きゃらきゃら笑う可愛らしい声。
愛らしいくるりとしたまなこ。
ふわふわした茶色の髪も薔薇色の頬も、その全てを手の中に収めてしまいたい。
「お前がもっと小さければよかったのにな。」
なんとも言えない頓狂な顔でアルルはシェゾを見る。
「・・・いきなりどうしたの。熱でもある?」
「失礼な奴だな。お前がもっと小さかったなら誰にも見せずに閉じ込めておけたろうにと思っただけだ。」
「それは、体の大きさ?それとも存在の大きさ?」
「ああ、どちらかというと存在の大きさかな。」
彼女の周りには自然と人の輪が出来ていくから、彼女を独り占めしておきたい身としては断然面白くない。
はぁ、と溜息を吐く彼女は手元のカップをもてあそんで言った。
「まったく仕方ない人だよね、キミは。」
「仕方無いとはどういう意味だ。」
「そのまんまー。あれでしょ、絶対俺が死んだらお前はどうする?みたいなことを訊くタイプでしょ。」
「俺が死んだらお前はどうする?」
そのまま鸚鵡返しされるとは思っていなかったらしい。じと目で男のすました顔を見る。
「あーそうですか・・・まあいいや。」
くっとマグカップのミルクを飲み干してそうだなぁ、と宙を見る。
ミルクの付いた指を舐める舌がちらりと覗く。赤味を帯びた舌先が扇情的に見えた。
「ボクはね、もしシェゾが死んだらさっさと新しい恋でも見つけて幸せになっちゃおうかって思ってるんだ。」
普通、こういう質問がされたら「悲しい」だとか「一生キミのことを想って暮らすよ」だとかの言葉が出てくるもんじゃないのかとシェゾは少し不満に思いながら意趣返しとばかりにおおよそ恋人同士の会話に似つかわしくない言葉を吐き出した。

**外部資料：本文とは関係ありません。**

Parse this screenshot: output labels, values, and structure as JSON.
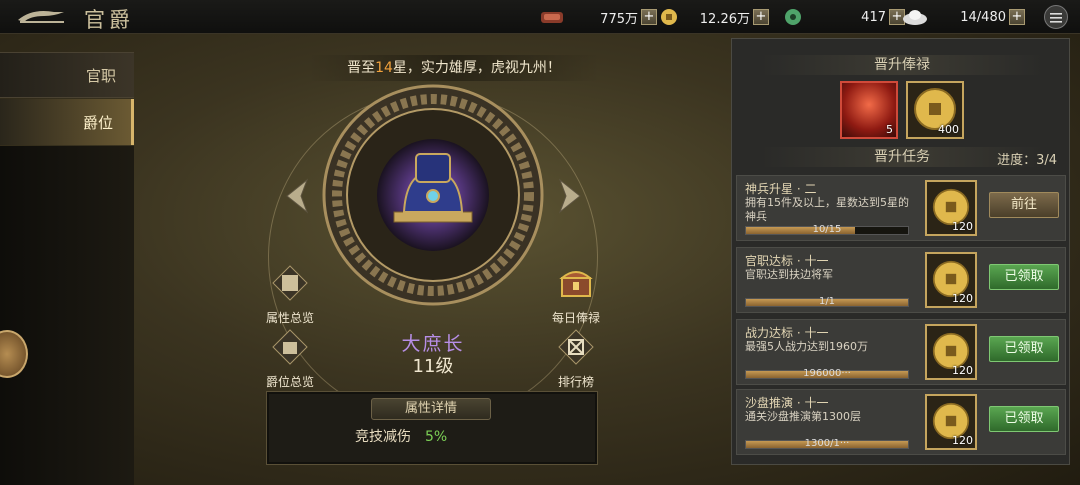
{
  "header": {
    "title": "官爵",
    "resources": [
      {
        "icon": "token-icon",
        "value": "775万"
      },
      {
        "icon": "gold-coin-icon",
        "value": "12.26万"
      },
      {
        "icon": "jade-icon",
        "value": "417"
      },
      {
        "icon": "silver-ingot-icon",
        "value": "14/480"
      }
    ]
  },
  "sidebar": {
    "items": [
      {
        "label": "官职",
        "active": false
      },
      {
        "label": "爵位",
        "active": true
      }
    ]
  },
  "main": {
    "slogan_prefix": "晋至",
    "slogan_star": "14",
    "slogan_suffix": "星，实力雄厚，虎视九州！",
    "functions": [
      "属性总览",
      "每日俸禄",
      "爵位总览",
      "排行榜"
    ],
    "rank_name": "大庶长",
    "rank_level": "11级",
    "attr_title": "属性详情",
    "attr_label": "竞技减伤",
    "attr_value": "5%"
  },
  "panel": {
    "salary_title": "晋升俸禄",
    "rewards": [
      {
        "icon": "red-orb-icon",
        "count": "5"
      },
      {
        "icon": "gold-coin-icon",
        "count": "400"
      }
    ],
    "task_title": "晋升任务",
    "progress": "进度：3/4",
    "tasks": [
      {
        "title": "神兵升星 · 二",
        "desc": "拥有15件及以上，星数达到5星的神兵",
        "progress_text": "10/15",
        "progress": 0.67,
        "reward": "120",
        "button": "前往",
        "state": "go"
      },
      {
        "title": "官职达标 · 十一",
        "desc": "官职达到扶边将军",
        "progress_text": "1/1",
        "progress": 1.0,
        "reward": "120",
        "button": "已领取",
        "state": "claimed"
      },
      {
        "title": "战力达标 · 十一",
        "desc": "最强5人战力达到1960万",
        "progress_text": "196000···",
        "progress": 1.0,
        "reward": "120",
        "button": "已领取",
        "state": "claimed"
      },
      {
        "title": "沙盘推演 · 十一",
        "desc": "通关沙盘推演第1300层",
        "progress_text": "1300/1···",
        "progress": 1.0,
        "reward": "120",
        "button": "已领取",
        "state": "claimed"
      }
    ]
  },
  "colors": {
    "accent_gold": "#d7b56b",
    "claimed_green": "#4f9a47",
    "rank_purple": "#b78ee6",
    "highlight_orange": "#f2a23c"
  }
}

「もしそうなったらお前を呪いに行ってやるから覚悟してろ。」
「あはは、何言ってんの。シェゾが死ななきゃいいだけじゃないか。」
渾身の呪いの言葉をからりと笑い飛ばされて興を削がれる。
「ああ、そういうこと。」
「そうそう、そういうこと。」
「じゃあ」
「うん?」
「反対にお前が死んだらどうする。」
呪いに来てくれるか?
「それって普通ボクが訊く質問じゃない?」
先程より呆れたような声。知りたいと思ったのだから仕方ないだろう。
「別にいいだろ、どっちが訊いても。」
「もうっ、そうだなぁ・・・やっぱりキミが心配だから化けて出るかも。」
願いどおりの答えを返す彼女に気取られないよう安堵の息を吐きながら、それでも記憶は違う、昔彼女はこんなことを言わなかったと喚いた。
意識は彼女を肯定するが喉は勝手に否定を叫ぶ。
「違う。」
「へ?何が違うって言うのさ。」
「お前、前に死んだらそこまでだって言ってただろう。」
幽霊なんて、死んだらそこまでじゃないかと記憶の彼女がからから笑う。
「え、ああそういやそうだった。ごめんごめんすっかり忘れてたよ。」
まったく、何故忘れるんだとぶちぶち文句を言いながらもぐい、と引き寄せる。
わきゃ、と小さな可愛い声があがって「ちょっといきなりなにすんだよ」すぐさま文句が飛んでくる。
勝気な奴だと思いながらも抵抗されないのをいいことに柔らかい体温を楽しんだ。
彼女はといえば不意のことに顔を耳まで赤くしながらむくれている。
「なんだ嫌なのか。」
そう言って離そうとすれば慌てたようにじたばたとしてふるふる首を振った。
「や、じゃないけど・・・びっくりしたから。」
ぎゅっとしがみ付くのを可愛らしいと思いながらああこいつはいつまでも変わらないなと相好を崩した。
きっといつまでも変わらないのだろうと根拠もなしに思う。
そしてそれが外れているとは思わない。
「ね、シェゾはボクのこと好き?」
そこでようやく彼女を抱え込むようにして何も言わずに抱きしめてやる。
そうすれば彼女は笑うのだ、「シェゾ大好き。」誰にも見せることのない心からの笑顔で、安心しきったように笑うのだ。
男はそれを見てやっと安心し、再び彼女を逃がさないように腕の中に閉じ込めた。
彼女はといえばそんな男を仕方ないとでも言わんばかりに目を閉じて許容するばかりだった。